Server virtualization has been a runaway success with obvious reductions in OPEX and CAPEX. Storage virtualization has led to much simpler unified storage products with clear OPEX benefits. Citrix and VMware are the leaders in Virtual Desktop Infrastructure deployments. The infrastructure group should just take VDI on and make it three for three, right?
With server and storage utilization, the end-user is only peripherally involved. As long as the applications based on the virtualized infrastructure perform well, the user sees no difference at all. All changes in process are within the IT department.

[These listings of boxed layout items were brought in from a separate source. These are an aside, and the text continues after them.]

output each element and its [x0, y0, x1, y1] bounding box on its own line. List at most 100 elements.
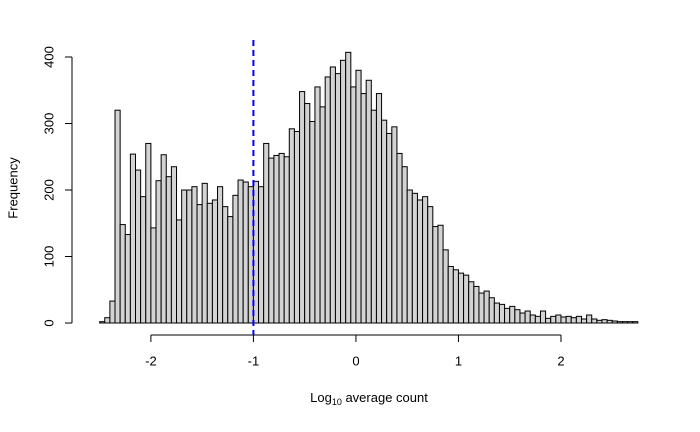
bar	[632, 321, 639, 324]
bar	[442, 249, 449, 324]
bar	[575, 315, 582, 324]
bar	[550, 315, 557, 324]
bar	[570, 317, 577, 324]
bar	[293, 130, 301, 324]
bar	[606, 319, 613, 324]
bar	[545, 317, 552, 324]
bar	[360, 93, 367, 324]
y-tick-label: 100	[41, 246, 56, 268]
x-label-part: Log	[310, 390, 332, 405]
bar	[391, 126, 398, 324]
bar	[319, 106, 326, 324]
bar	[237, 179, 244, 324]
bar	[370, 109, 377, 324]
bar	[278, 152, 285, 324]
bar	[186, 189, 193, 324]
bar	[340, 59, 347, 324]
bar	[524, 310, 531, 324]
bar	[176, 219, 183, 324]
x-tick-label: -2	[145, 353, 157, 368]
bar	[432, 226, 439, 324]
bar	[396, 152, 403, 324]
bar	[611, 320, 618, 324]
bar	[242, 181, 249, 324]
bar	[601, 319, 608, 324]
bar	[309, 121, 316, 324]
bar	[483, 290, 490, 324]
bar	[427, 206, 434, 324]
bar	[534, 315, 541, 324]
bar	[263, 142, 270, 324]
y-axis-label: Frequency	[5, 157, 20, 219]
bar	[411, 192, 418, 324]
bar	[627, 321, 634, 324]
bar	[155, 180, 162, 324]
bar	[160, 154, 167, 324]
bar	[504, 307, 511, 324]
bar	[493, 302, 500, 324]
x-tick-label: 2	[557, 353, 564, 368]
bar	[299, 91, 306, 324]
bar	[447, 265, 454, 324]
bar	[329, 66, 336, 324]
bar	[334, 73, 342, 324]
bar	[114, 109, 121, 324]
bar	[222, 206, 229, 324]
bar	[227, 216, 234, 324]
bar	[258, 186, 265, 324]
bar	[514, 309, 521, 324]
bar	[145, 142, 152, 324]
bar	[129, 153, 137, 324]
bar	[283, 156, 290, 324]
bar	[580, 318, 588, 324]
x-axis-label: Log10 average count	[310, 390, 428, 407]
bar	[596, 319, 603, 324]
bar	[150, 227, 157, 324]
bar	[181, 189, 188, 324]
bar	[109, 300, 116, 324]
bar	[314, 86, 321, 324]
bar	[375, 93, 383, 324]
bar	[206, 202, 213, 324]
bar	[365, 79, 372, 324]
bar	[273, 154, 280, 324]
bar	[468, 281, 475, 324]
bar	[268, 157, 275, 324]
bar	[217, 186, 224, 324]
bar	[104, 317, 111, 324]
bar	[170, 166, 178, 324]
bar	[422, 196, 429, 324]
bar	[539, 310, 547, 324]
bar	[586, 314, 593, 324]
bar	[386, 132, 393, 324]
bar	[381, 119, 388, 324]
bar	[140, 196, 147, 324]
bar	[529, 314, 536, 324]
bar	[406, 189, 413, 324]
y-tick-label: 400	[41, 46, 56, 68]
bar	[457, 272, 465, 324]
bar	[345, 51, 352, 324]
bar	[350, 86, 357, 324]
bar	[355, 69, 362, 324]
bar	[401, 166, 408, 324]
bar	[488, 297, 495, 324]
bar	[124, 234, 131, 324]
bar	[555, 314, 562, 324]
bar	[119, 224, 126, 324]
bar	[478, 292, 485, 324]
bar	[473, 285, 480, 324]
bar	[560, 316, 567, 324]
bar	[211, 199, 219, 324]
bar	[232, 194, 239, 324]
x-tick-label: 1	[455, 353, 462, 368]
y-tick-label: 200	[41, 179, 56, 201]
bar	[591, 318, 598, 324]
bar	[621, 321, 629, 324]
bar	[304, 103, 311, 324]
bar	[437, 224, 444, 324]
bar	[616, 321, 623, 324]
bar	[416, 199, 424, 324]
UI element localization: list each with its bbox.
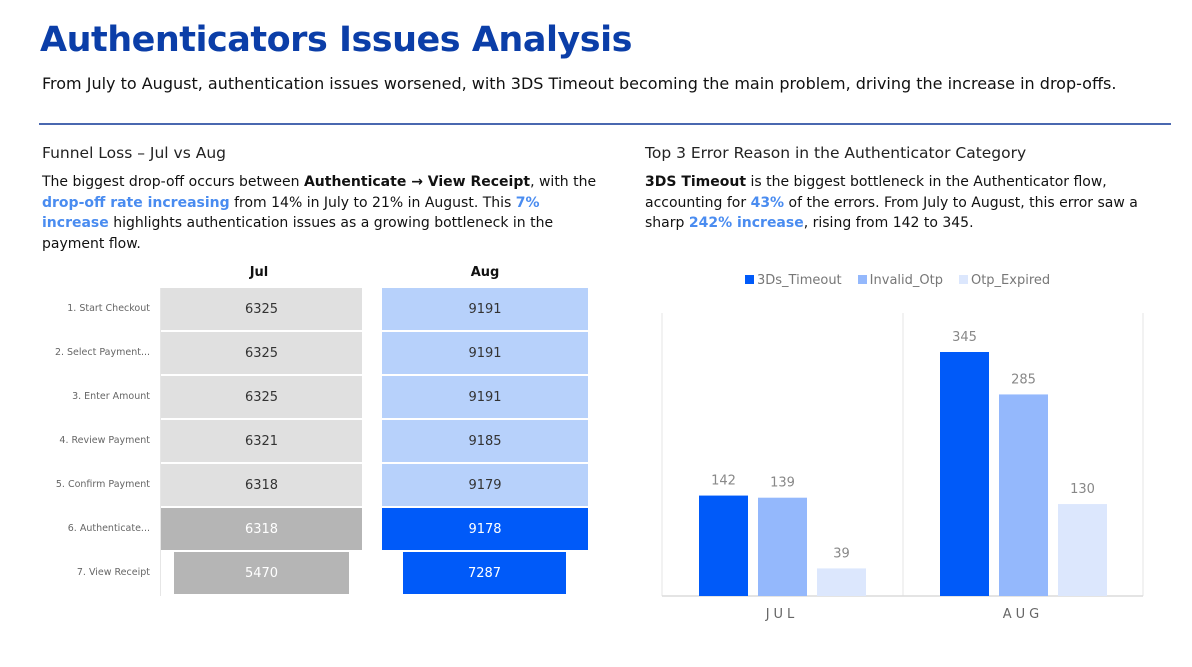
highlight-text: 43% (750, 194, 785, 211)
legend-swatch-icon (857, 275, 867, 284)
text: , with the (530, 174, 597, 190)
text: The biggest drop-off occurs between (42, 174, 304, 190)
funnel-bar-jul: 6325 (161, 376, 362, 418)
funnel-bar-jul: 6325 (161, 288, 362, 330)
legend-label: 3Ds_Timeout (757, 273, 842, 288)
category-label: JUL (765, 607, 799, 622)
column-header-aug: Aug (470, 265, 500, 280)
legend-item: 3Ds_Timeout (745, 273, 842, 288)
column-header-jul: Jul (249, 265, 269, 280)
funnel-step-label: 3. Enter Amount (72, 391, 150, 402)
page-subtitle: From July to August, authentication issu… (42, 74, 1117, 93)
bar-3ds_timeout (940, 352, 989, 596)
funnel-step-label: 4. Review Payment (59, 435, 150, 446)
bar-invalid_otp (758, 497, 807, 596)
bold-text: 3DS Timeout (645, 174, 747, 190)
funnel-bar-jul: 5470 (174, 552, 349, 594)
errors-description: 3DS Timeout is the biggest bottleneck in… (645, 172, 1165, 234)
funnel-axis (160, 288, 161, 596)
bar-otp_expired (817, 568, 866, 596)
text: highlights authentication issues as a gr… (42, 215, 554, 252)
page-title: Authenticators Issues Analysis (40, 20, 632, 60)
highlight-text: drop-off rate increasing (42, 194, 230, 211)
category-label: AUG (1003, 607, 1043, 622)
bar-value-label: 139 (770, 476, 795, 491)
text: from 14% in July to 21% in August. This (229, 194, 516, 211)
funnel-heading: Funnel Loss – Jul vs Aug (42, 144, 226, 162)
legend-item: Otp_Expired (958, 273, 1051, 288)
funnel-step-label: 1. Start Checkout (67, 303, 150, 314)
funnel-bar-aug: 9178 (382, 508, 588, 550)
text: , rising from 142 to 345. (803, 215, 974, 231)
funnel-description: The biggest drop-off occurs between Auth… (42, 172, 602, 254)
bar-otp_expired (1058, 504, 1107, 596)
legend-item: Invalid_Otp (857, 273, 943, 288)
funnel-bar-aug: 9179 (382, 464, 588, 506)
text: of the errors. From July to August, this… (645, 194, 1138, 232)
bar-value-label: 130 (1070, 482, 1095, 497)
legend-label: Otp_Expired (970, 273, 1051, 288)
divider (39, 123, 1171, 125)
text: is the biggest bottleneck in the Authent… (645, 174, 1107, 211)
funnel-bar-aug: 9191 (382, 376, 588, 418)
funnel-bar-aug: 9185 (382, 420, 588, 462)
funnel-bar-jul: 6318 (161, 464, 362, 506)
bar-value-label: 345 (952, 330, 977, 345)
bar-value-label: 39 (833, 546, 850, 561)
funnel-step-label: 7. View Receipt (76, 567, 150, 578)
funnel-bar-jul: 6325 (161, 332, 362, 374)
chart-legend: 3Ds_Timeout Invalid_Otp Otp_Expired (745, 273, 1050, 288)
bar-invalid_otp (999, 394, 1048, 596)
highlight-text: 242% increase (688, 215, 804, 231)
funnel-step-label: 2. Select Payment... (54, 347, 150, 358)
funnel-bar-jul: 6321 (161, 420, 362, 462)
funnel-bar-jul: 6318 (161, 508, 362, 550)
bar-value-label: 142 (711, 474, 736, 489)
bar-3ds_timeout (699, 495, 748, 596)
funnel-bar-aug: 9191 (382, 288, 588, 330)
legend-label: Invalid_Otp (869, 273, 943, 288)
legend-swatch-icon (745, 275, 754, 284)
funnel-step-label: 5. Confirm Payment (55, 479, 150, 490)
funnel-bar-aug: 7287 (403, 552, 566, 594)
funnel-bar-aug: 9191 (382, 332, 588, 374)
errors-heading: Top 3 Error Reason in the Authenticator … (645, 144, 1027, 162)
highlight-text: 7% increase (42, 194, 540, 232)
bar-value-label: 285 (1011, 372, 1036, 387)
legend-swatch-icon (958, 275, 968, 284)
funnel-step-label: 6. Authenticate... (67, 523, 150, 534)
bold-text: Authenticate → View Receipt (303, 174, 531, 190)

With VDI the user experience is the single most important key to success.
What we heard from practitioners on the 1/25/2011 Wikibon Peer Incite meeting were clear imperatives for successful VDI implementations:
- VDI implementations should be led by people experienced with PC and desktop deployment – infrastructure staff should be restricted to a support role;
- IT infrastructure staff are NOT typical end-users;
- Segment user groups by the applications run, the locations used and IT experience;
- Pick a homogenous group of users in the same location where the business case is clear as a starting point;
- Collect data automatically on the exact usage of application run, the infrastructure used (e.g., file & print), and desktop functionality used;
- Run a small VDI pilot to understand VDI and its impact on the organization;
- Ensure that storage is architected properly and can meet peak IOPS requirements such as boot storms;
- Success can be measured by a group of users actually using the new VDI infrastructure, and realizing the projected savings.
One of the greatest challenges for CIOs is managing access, ensuring security, and integrating the plethora of end-user devices that employees are carrying. End-users find it useful to access a screenshot of a desktop on their end-user device, but it is not integration. Integration is being able to print from an end-user device directly to an IP printer, lookup and change meetings and reservations directly, interact with data required directly.
The pace of innovation in end-user devices and applications is unrelenting, and VDI cannot possibly innovate fast enough to keep pace. VDI can make a contribution to integration, but selling VDI as a strategic solution for end-user device integration will almost certainly lead to unfulfilled expectations and project failure.
Action Item: Keep VDI implementations simple in scope and led by desktop experts, migrate users in small homogeneous groups one group at a time, and focus on great end-user experience and budget savings.